AlanWAlanW Posts: 291
edited December 2010 in MTB workshop & tech
I have just bought my daughter a Scott Scale 70 MTB and very nice it is to.

I can see that there is adjustment for the reach of the levers, which is ideal as she only has tiny hands, (like most 12 years old do!) But can you adjust the stroke on these levers?

There is no air in the system as the brakes do not "pump" up, but the lever does move quite a lot before anything starts to bite on the disc.

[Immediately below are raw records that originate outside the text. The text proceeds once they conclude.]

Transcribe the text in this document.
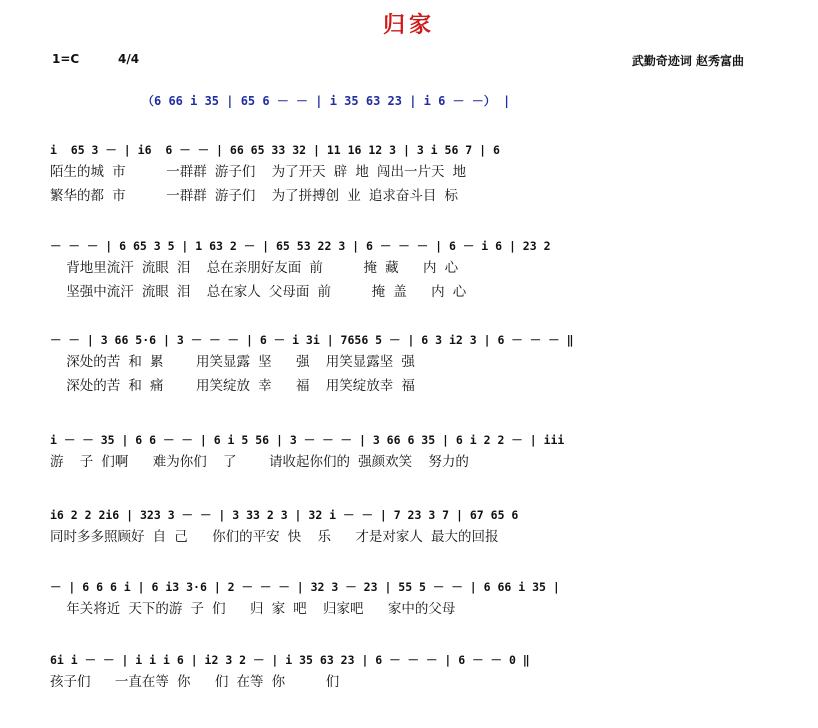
归家
1=C	4/4	武勤奇迹词 赵秀富曲
（6 66 i 35 | 65 6 － － | i 35 63 23 | i 6 － －） |
i  65 3 － | i6  6 － － | 66 65 33 32 | 11 16 12 3 | 3 i 56 7 | 6
陌生的城 市     一群群 游子们  为了开天 辟 地 闯出一片天 地
繁华的都 市     一群群 游子们  为了拼搏创 业 追求奋斗目 标
－ － － | 6 65 3 5 | 1 63 2 － | 65 53 22 3 | 6 － － － | 6 － i 6 | 23 2
背地里流汗 流眼 泪  总在亲朋好友面 前     掩 藏   内 心
坚强中流汗 流眼 泪  总在家人 父母面 前     掩 盖   内 心
－ － | 3 66 5·6 | 3 － － － | 6 － i 3i | 7656 5 － | 6 3 i2 3 | 6 － － － ‖
深处的苦 和 累    用笑显露 坚   强  用笑显露坚 强
深处的苦 和 痛    用笑绽放 幸   福  用笑绽放幸 福
i － － 35 | 6 6 － － | 6 i 5 56 | 3 － － － | 3 66 6 35 | 6 i 2 2 － | iii
游  子 们啊   难为你们  了    请收起你们的 强颜欢笑  努力的
i6 2 2 2i6 | 323 3 － － | 3 33 2 3 | 32 i － － | 7 23 3 7 | 67 65 6
同时多多照顾好 自 己   你们的平安 快  乐   才是对家人 最大的回报
－ | 6 6 6 i | 6 i3 3·6 | 2 － － － | 32 3 － 23 | 55 5 － － | 6 66 i 35 |
年关将近 天下的游 子 们   归 家 吧  归家吧   家中的父母
6i i － － | i i i 6 | i2 3 2 － | i 35 63 23 | 6 － － － | 6 － － 0 ‖
孩子们   一直在等 你   们 在等 你     们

My lad has a Scott Aspect 20 with the exact same braking system and they feel completely different to ride, his levers start to "bite" within a slight movement of the levers?

Any ideas?
"You only need two tools: WD40 and duct tape. If it doesn't move and it should, use WD40. If it moves and it shouldn't, use duct tape"

Posts

  • nicklousenicklouse Posts: 81,520 Lives Here
    no and let the pads bed in and the pistons will settle. you could try making the pistons settle faster by pumping the lever without the disc present. (usual issues are present. pistons pop out etc....) or leave the brakes on over night with the lever held back.
    "Do not follow where the path may lead, Go instead where there is no path, and Leave a Trail."
    Parktools :?:SheldonBrown
  • stubsstubs Posts: 5,001
    I had a similar problem on a set of 486 that were on a mates bike. They need bedding in go out and do 10 to 20 hard brakes from speed you should find they work better after a few hard applications. If they are still not right you could do what I did in the end I burped the brakes.

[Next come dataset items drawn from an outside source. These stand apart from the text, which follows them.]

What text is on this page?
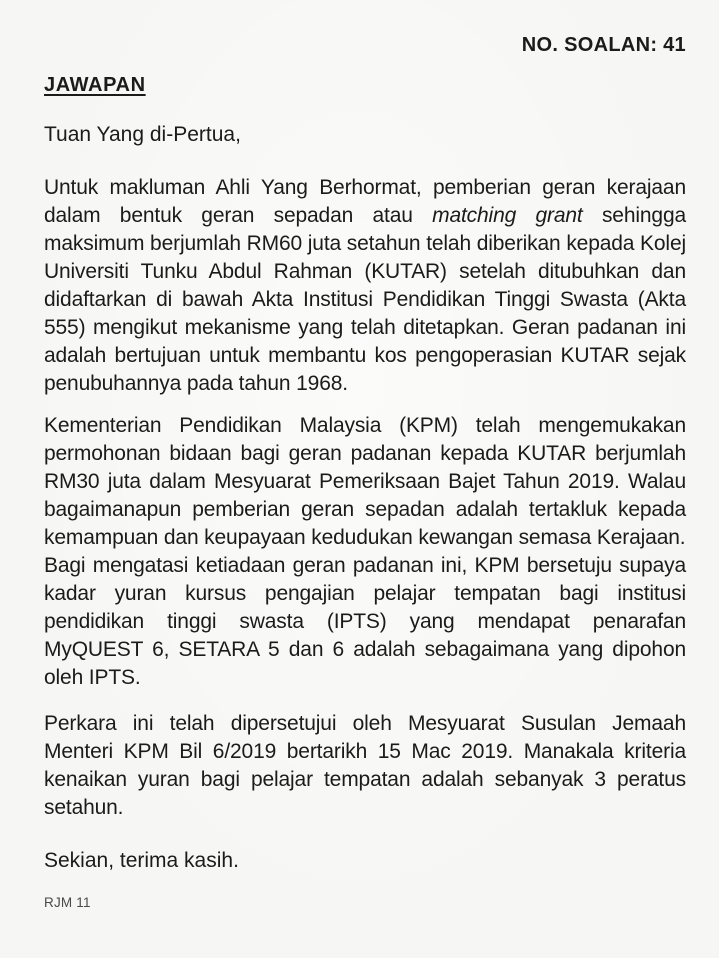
NO. SOALAN: 41
JAWAPAN
Tuan Yang di-Pertua,

Untuk makluman Ahli Yang Berhormat, pemberian geran kerajaan dalam bentuk geran sepadan atau matching grant sehingga maksimum berjumlah RM60 juta setahun telah diberikan kepada Kolej Universiti Tunku Abdul Rahman (KUTAR) setelah ditubuhkan dan didaftarkan di bawah Akta Institusi Pendidikan Tinggi Swasta (Akta 555) mengikut mekanisme yang telah ditetapkan. Geran padanan ini adalah bertujuan untuk membantu kos pengoperasian KUTAR sejak penubuhannya pada tahun 1968.

Kementerian Pendidikan Malaysia (KPM) telah mengemukakan permohonan bidaan bagi geran padanan kepada KUTAR berjumlah RM30 juta dalam Mesyuarat Pemeriksaan Bajet Tahun 2019. Walau bagaimanapun pemberian geran sepadan adalah tertakluk kepada kemampuan dan keupayaan kedudukan kewangan semasa Kerajaan.

Bagi mengatasi ketiadaan geran padanan ini, KPM bersetuju supaya kadar yuran kursus pengajian pelajar tempatan bagi institusi pendidikan tinggi swasta (IPTS) yang mendapat penarafan MyQUEST 6, SETARA 5 dan 6 adalah sebagaimana yang dipohon oleh IPTS.

Perkara ini telah dipersetujui oleh Mesyuarat Susulan Jemaah Menteri KPM Bil 6/2019 bertarikh 15 Mac 2019. Manakala kriteria kenaikan yuran bagi pelajar tempatan adalah sebanyak 3 peratus setahun.

Sekian, terima kasih.
RJM 11
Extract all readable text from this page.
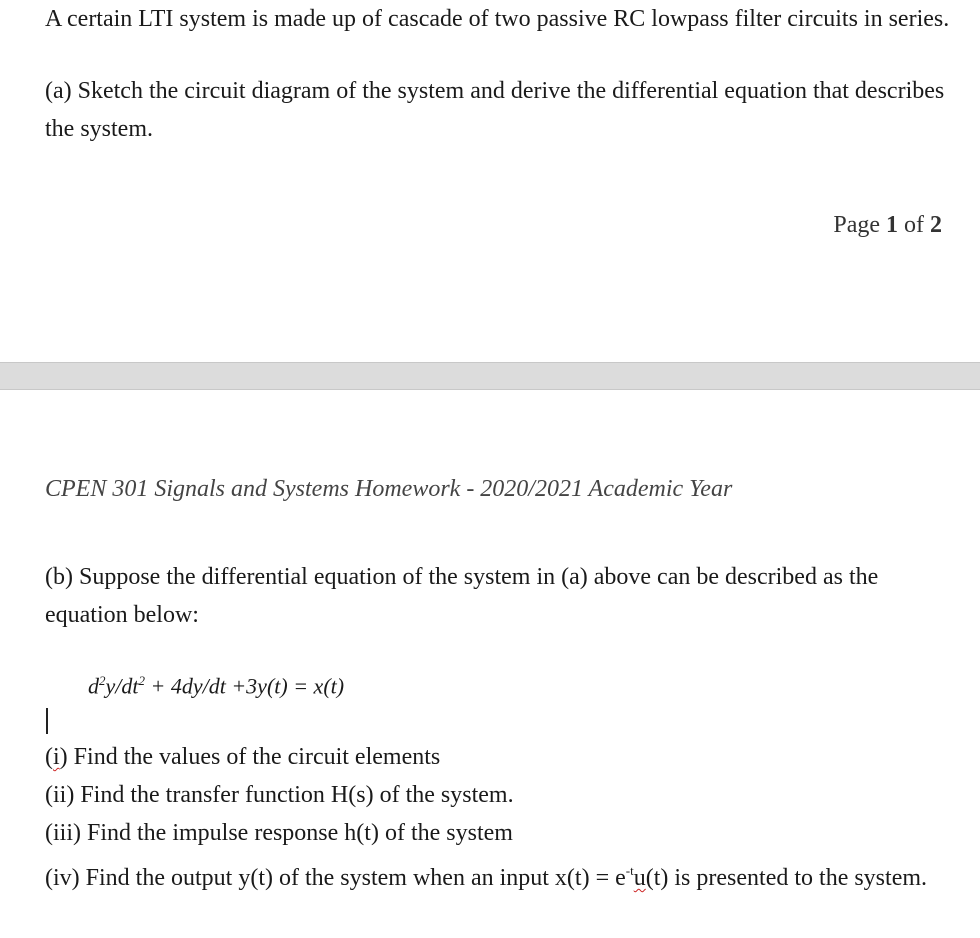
A certain LTI system is made up of cascade of two passive RC lowpass filter circuits in series.

(a) Sketch the circuit diagram of the system and derive the differential equation that describes the system.

Page 1 of 2
CPEN 301 Signals and Systems Homework - 2020/2021 Academic Year

(b) Suppose the differential equation of the system in (a) above can be described as the equation below:

$d^2y/dt^2 + 4dy/dt +3y(t) = x(t)$
(i) Find the values of the circuit elements
(ii) Find the transfer function H(s) of the system.
(iii) Find the impulse response h(t) of the system
(iv) Find the output y(t) of the system when an input $x(t) = e^{-t}u(t)$ is presented to the system.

    On Shimano brakes tiny bubbles can get trapped that a normal bleed wont shift. Get the master cylinder top dead level, get someone to hold bars steady then unscrew the master cylinder top and carefully remove the rubber membrane. The oil might drip so catch it with a rag. What you need to do then is pull the brake lever back till it bites then let go and let it flick forward dont return it let the spring do the work. Do this half a dozen times and you might see tiny bubbles rise in the oil, if you do keep on burping the brake till no more tiny bubbles appear. Then for the perfect job you should top up the brake oil but if you were careful not much will have spilt and you will get away with it. Roll the membrane back on so no air gets trapped screw back the cover and hopefully that free stroke should be a lot less.

    I was shown this trick by a guy who works at a Shimano service centre but you can find the technique described in a Shimano tech document if you go looking on the web.

    Its not a guaranteed fix but it has worked for me. Best of luck and if you get yourself and the bike covered in oil dont worry just wash it off with some degreaser its not corrosive like DOT fluid.
    Fig rolls: proof that god loves cyclists and that she wants us to do another lap
  • AlanWAlanW Posts: 291
    Thanks for the info guys, appreciated. The bike hasn't left my garage yet, so I'll get her to do a few rides first then check it again and maybe go down the bleed route?
    "You only need two tools: WD40 and duct tape. If it doesn't move and it should, use WD40. If it moves and it shouldn't, use duct tape"
  • nicklousenicklouse Posts: 81,520 Lives Here
    if the lever feels solid (no pump up) there is NO need to bleed.

    It is just as it is new and not been used yet.
    "Do not follow where the path may lead, Go instead where there is no path, and Leave a Trail."